James E. Neumann
Principal
Jim Neumann (he/him) specializes in the economics of climate change and air pollution regulation. He is coeditor, with Robert Mendelsohn, of The Impact of Climate Change on the United States Economy (Cambridge University Press, 1999), an integrated analysis of economic welfare impacts in the agriculture, water resources, forestry, coastal structures, commercial and residential energy use, recreation, and commercial fishing sectors, and lead or co-author of more than 25 other peer-reviewed publications.
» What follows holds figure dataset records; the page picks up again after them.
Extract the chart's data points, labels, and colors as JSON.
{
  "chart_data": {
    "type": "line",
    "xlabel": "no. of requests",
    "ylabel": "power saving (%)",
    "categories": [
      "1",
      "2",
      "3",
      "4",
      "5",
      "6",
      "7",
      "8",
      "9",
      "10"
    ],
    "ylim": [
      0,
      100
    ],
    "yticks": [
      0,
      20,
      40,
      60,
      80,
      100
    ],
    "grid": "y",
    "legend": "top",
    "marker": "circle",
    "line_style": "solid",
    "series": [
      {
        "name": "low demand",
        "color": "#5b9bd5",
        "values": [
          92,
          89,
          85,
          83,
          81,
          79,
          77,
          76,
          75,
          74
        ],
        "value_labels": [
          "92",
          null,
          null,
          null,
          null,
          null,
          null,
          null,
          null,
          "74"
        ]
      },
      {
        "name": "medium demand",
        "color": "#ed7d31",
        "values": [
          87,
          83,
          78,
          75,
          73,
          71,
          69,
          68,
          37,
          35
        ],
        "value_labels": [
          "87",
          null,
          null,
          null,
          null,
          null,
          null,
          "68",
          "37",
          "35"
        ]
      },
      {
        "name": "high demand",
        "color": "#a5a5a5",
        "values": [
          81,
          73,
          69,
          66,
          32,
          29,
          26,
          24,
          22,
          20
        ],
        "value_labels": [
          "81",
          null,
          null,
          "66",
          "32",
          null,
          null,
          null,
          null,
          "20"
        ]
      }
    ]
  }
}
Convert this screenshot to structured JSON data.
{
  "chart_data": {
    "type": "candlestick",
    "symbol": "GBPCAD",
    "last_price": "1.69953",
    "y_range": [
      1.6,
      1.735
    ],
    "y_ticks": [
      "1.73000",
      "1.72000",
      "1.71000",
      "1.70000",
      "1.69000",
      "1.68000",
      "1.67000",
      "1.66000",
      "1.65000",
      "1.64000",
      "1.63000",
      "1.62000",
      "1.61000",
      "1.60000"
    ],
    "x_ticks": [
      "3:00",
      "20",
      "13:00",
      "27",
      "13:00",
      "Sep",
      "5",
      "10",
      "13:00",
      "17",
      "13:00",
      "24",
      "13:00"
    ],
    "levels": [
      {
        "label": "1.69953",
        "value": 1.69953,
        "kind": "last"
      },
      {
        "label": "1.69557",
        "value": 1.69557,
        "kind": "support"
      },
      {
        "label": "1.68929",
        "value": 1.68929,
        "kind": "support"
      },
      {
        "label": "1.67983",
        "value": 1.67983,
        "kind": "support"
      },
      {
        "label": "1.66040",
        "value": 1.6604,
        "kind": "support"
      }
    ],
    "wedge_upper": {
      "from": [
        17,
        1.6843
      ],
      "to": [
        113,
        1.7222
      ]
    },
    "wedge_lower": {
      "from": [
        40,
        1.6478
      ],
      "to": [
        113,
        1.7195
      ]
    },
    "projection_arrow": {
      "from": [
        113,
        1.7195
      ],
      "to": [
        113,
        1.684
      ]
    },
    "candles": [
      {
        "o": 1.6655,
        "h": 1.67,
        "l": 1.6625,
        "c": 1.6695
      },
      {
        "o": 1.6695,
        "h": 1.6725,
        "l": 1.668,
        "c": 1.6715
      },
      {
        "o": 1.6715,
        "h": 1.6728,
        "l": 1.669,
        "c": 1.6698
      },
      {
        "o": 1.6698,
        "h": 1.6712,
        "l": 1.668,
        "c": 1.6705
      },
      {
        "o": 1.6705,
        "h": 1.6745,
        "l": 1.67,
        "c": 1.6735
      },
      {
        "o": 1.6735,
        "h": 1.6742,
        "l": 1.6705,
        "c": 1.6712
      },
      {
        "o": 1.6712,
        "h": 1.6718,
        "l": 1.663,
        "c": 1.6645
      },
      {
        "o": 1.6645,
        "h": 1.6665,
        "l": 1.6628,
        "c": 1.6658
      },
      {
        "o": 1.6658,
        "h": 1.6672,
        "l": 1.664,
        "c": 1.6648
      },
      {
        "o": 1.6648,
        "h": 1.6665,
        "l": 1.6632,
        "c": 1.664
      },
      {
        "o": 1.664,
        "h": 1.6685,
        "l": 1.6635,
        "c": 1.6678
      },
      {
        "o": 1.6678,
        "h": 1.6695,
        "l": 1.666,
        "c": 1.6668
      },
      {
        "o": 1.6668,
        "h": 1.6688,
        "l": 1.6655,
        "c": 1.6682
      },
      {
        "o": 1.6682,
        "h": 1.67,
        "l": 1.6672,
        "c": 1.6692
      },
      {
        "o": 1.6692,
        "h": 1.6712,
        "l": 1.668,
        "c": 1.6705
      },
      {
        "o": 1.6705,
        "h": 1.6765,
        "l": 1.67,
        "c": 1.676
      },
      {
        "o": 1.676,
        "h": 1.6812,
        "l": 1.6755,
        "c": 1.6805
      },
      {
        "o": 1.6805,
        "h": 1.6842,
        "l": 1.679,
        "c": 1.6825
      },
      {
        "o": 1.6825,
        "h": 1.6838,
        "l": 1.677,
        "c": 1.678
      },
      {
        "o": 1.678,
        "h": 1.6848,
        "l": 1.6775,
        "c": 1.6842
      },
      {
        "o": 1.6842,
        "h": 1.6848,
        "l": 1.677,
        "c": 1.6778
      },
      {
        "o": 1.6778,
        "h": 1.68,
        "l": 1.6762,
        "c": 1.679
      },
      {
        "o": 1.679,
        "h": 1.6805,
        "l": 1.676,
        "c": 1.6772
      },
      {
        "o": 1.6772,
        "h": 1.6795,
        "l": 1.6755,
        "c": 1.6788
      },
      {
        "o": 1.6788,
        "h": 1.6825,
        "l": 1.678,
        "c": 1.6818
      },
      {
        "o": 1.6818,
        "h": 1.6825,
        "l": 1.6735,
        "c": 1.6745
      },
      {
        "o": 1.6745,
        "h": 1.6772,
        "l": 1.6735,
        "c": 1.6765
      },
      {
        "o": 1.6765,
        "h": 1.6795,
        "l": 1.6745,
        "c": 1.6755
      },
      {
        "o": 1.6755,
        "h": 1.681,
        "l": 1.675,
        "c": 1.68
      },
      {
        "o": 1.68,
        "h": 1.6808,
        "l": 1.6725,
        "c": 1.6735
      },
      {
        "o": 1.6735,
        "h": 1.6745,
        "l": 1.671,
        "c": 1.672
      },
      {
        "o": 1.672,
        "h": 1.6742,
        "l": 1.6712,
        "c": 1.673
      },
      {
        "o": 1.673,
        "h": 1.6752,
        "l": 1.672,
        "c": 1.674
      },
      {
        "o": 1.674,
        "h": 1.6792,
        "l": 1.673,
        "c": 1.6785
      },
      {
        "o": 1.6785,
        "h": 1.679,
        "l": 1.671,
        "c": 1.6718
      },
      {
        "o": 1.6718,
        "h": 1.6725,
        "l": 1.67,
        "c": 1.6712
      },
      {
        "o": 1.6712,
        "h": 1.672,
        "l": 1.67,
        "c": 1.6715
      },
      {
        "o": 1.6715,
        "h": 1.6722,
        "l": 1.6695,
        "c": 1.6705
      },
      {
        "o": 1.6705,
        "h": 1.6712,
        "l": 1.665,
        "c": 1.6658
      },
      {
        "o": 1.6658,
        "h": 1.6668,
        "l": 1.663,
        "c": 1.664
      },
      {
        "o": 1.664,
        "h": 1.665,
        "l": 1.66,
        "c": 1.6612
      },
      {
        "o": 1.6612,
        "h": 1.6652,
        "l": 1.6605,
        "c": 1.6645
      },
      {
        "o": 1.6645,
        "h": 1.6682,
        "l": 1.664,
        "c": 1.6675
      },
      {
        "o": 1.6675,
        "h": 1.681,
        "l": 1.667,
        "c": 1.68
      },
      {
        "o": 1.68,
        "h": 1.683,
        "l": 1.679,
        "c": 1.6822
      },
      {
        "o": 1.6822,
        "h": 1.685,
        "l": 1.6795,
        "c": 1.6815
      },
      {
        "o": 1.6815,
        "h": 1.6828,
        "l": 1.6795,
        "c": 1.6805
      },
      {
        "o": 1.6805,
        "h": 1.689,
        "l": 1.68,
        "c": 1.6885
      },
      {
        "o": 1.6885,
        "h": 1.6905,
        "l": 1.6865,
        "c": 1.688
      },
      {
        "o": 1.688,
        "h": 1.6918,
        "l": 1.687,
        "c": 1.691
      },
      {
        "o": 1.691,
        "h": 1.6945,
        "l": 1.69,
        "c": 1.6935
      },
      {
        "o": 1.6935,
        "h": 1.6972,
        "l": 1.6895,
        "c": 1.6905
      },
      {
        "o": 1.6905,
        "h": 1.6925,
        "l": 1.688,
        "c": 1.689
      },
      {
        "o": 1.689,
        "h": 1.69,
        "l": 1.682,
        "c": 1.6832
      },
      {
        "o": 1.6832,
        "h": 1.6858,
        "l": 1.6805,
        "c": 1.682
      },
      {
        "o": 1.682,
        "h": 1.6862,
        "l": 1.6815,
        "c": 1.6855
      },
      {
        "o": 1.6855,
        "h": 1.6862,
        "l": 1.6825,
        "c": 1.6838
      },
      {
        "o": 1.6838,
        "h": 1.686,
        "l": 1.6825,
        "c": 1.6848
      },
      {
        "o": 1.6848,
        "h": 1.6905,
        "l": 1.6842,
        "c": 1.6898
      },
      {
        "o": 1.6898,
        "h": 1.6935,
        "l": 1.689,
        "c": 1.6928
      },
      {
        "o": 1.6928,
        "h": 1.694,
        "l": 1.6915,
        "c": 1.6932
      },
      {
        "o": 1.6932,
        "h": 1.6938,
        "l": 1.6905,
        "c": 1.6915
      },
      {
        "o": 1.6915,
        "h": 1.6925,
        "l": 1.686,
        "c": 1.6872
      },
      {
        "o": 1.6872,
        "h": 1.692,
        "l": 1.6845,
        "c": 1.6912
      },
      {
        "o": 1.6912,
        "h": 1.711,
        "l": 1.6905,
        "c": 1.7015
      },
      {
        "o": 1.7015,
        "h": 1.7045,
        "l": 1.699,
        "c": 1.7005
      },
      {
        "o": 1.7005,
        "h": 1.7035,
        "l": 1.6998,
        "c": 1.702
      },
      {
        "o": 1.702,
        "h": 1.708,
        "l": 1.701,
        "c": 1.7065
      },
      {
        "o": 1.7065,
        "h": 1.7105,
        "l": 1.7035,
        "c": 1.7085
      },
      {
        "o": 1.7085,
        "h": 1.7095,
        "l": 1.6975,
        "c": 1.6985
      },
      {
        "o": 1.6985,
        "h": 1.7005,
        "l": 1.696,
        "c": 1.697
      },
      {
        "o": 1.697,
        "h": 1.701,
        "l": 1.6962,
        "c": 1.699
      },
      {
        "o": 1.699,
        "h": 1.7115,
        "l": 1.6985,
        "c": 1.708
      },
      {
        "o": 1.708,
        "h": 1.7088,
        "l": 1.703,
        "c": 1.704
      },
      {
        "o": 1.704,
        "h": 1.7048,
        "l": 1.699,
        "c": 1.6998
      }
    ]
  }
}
He also specializes in the economics of climate change adaptation and, within that area, analysis of the impacts of sea level rise; in recognition of this expertise, he was a Lead Author for the Intergovernmental Panel on Climate Change (IPCC) Working Group II chapter on the Economics of Adaptation and the U.S. National Climate Assessment’s Coastal chapter. His recent work includes applying risk management approaches to quantify the multi-sector economic benefits of greenhouse gas mitigation strategies (see www.epa.gov/CIRA and IEc’s page on the Benefits of Global Action), assessing climate change impacts to socially vulnerable groups and to children, and development of air quality management plans in global megacities (e.g., Accra, Ghana and Addis Ababa, Ethiopia). He co-directed, with IEc Senior Associate Jackie Willwerth, IEc’s support of the 2022 Massachusetts Climate Assessment, a statewide analysis detailing how Massachusetts people, environments, and infrastructure may be affected by climate change and related hazards through the end of the century. Jim was also the primary extramural coordinator of the U.S. Environmental Protection Agency’s landmark analysis, The Benefits and Costs of the Clean Air Act from 1990 to 2020, a comprehensive and exhaustively peer-reviewed economic analysis of all aspects of the Clean Air Act, completed in 2011.
Jim holds a B.A. in Economics and Environmental Studies from Williams College, and a M.P.A. in Public Affairs and Urban and Regional Planning from the School of Public and International Affairs at Princeton University.